> This just seems to be a complex enough case that it's simply not a good
> target for this packaging system. I'm OK with that. As I said, this is
> not trying to be a complete replacement for debs, because if it tried to
> do that it would rapidly turn into a second system with a different set
> of flaws.
Sad to hear that... Debs (and Rpms) is a reason why bug #1 will not be
solved in foreseeable future. Thus, developers still needs to create
their ugly or use 3rd-party installers which act on system or homepage
without limitations because root/sudo password, users need do manual
changing execute bit with entering sudo password which is not
convenient and hard for regular users.
Solution which I suggest is dependency-free and it only seems as
complex, but actually just encapsulates your packages (and it's OK
that they are read-only) into single one. It would be very convenient
to have them in single place instead downloading and installing
separate 5-10 packages of some software which have components,
especially when some of them logically required.
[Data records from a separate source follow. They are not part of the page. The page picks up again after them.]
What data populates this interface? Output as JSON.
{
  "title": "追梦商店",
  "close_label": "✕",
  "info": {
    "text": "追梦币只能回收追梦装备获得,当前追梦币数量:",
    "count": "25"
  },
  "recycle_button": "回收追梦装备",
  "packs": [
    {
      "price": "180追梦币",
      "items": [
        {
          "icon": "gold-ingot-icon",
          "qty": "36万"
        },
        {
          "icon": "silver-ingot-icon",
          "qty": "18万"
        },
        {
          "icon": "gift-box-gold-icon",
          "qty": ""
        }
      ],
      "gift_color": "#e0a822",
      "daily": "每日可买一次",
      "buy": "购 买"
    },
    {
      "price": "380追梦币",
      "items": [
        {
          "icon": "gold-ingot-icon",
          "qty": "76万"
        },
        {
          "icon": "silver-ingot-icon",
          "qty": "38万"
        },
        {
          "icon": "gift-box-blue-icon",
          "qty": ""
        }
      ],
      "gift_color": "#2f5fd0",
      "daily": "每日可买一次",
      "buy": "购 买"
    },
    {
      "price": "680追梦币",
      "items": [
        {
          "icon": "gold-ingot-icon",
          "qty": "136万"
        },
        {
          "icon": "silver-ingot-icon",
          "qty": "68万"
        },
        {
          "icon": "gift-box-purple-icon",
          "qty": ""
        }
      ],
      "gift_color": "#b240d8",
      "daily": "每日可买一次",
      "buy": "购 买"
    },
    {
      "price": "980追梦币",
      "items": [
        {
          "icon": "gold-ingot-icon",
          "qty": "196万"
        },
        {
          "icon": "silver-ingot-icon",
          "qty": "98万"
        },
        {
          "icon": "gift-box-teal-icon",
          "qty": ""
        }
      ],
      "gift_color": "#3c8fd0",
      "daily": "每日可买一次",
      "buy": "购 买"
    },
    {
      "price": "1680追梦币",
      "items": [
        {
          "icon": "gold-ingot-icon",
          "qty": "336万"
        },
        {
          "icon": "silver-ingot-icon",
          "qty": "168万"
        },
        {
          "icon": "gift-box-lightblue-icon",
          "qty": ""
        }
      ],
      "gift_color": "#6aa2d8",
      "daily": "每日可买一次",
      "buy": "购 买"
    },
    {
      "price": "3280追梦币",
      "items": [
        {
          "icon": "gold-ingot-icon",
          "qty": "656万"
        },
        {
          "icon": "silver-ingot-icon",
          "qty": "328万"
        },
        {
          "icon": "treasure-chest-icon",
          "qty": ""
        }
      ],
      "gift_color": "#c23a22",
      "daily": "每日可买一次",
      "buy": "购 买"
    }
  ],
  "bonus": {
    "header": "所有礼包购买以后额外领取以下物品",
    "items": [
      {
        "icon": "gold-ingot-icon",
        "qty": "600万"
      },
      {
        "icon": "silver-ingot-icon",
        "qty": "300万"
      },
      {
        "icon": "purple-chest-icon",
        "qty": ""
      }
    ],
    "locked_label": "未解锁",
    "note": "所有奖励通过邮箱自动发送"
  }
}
The only simple things required is to provide additional file
extension for such pure-declarative installer and GUI itself (with
possibility to install from CLI).
Just imagine, developer will want to deploy Mono-based application.
Such package can contain Mono runtime package + application package
itself. What if Mono-runtime of _exact_ version already installed with
your packaging system? Then just mark in installer GUI that this
required component already installed. And what if other application
will want same runtime of same version? No problems. What if version
differs? Then it installs another one alongside with current. And
Java? And Python, let's assume it's not preinstalled because we need
2.7 and Ubuntu provides 3.x, or it's old package which needs to be
installed on Ubuntu 22.04 where only Python 4.x available...
Let's don't repeat Android's errors, look at how Qt-based applications
deployed for this platform. When user attempts to run application it
prompts user to install huge additional component through market. And
what if user out of network coverage or in expensive roaming network?
Noting bad in dependencies itself, it's just bad Linux's
implementation contains flaws:
1) Can't install under user, because files writing in system paths.
2) Can't install many versions of same library, because library space is flat.
3) Packages for APT/RPM does not contain necessary dependencies.
Look at ZeroInstall - it's nice except dumb deploying experience of
stand-alone network-free packages (absence of which - main drawback of
Ubuntu and other Linux-system in part of software management), because
we need to create package which contains non-declarative parts which
should be run with password, because ZI not installed in Linux system
by-default, and we need to set executable bit... Insane.
Ideal solution: do users and developers at least same level of
possibilities at least as in Mac OS X.
It's not late to create such package management system, or at least
PLEASE, don't say "it will never be in Ubuntu".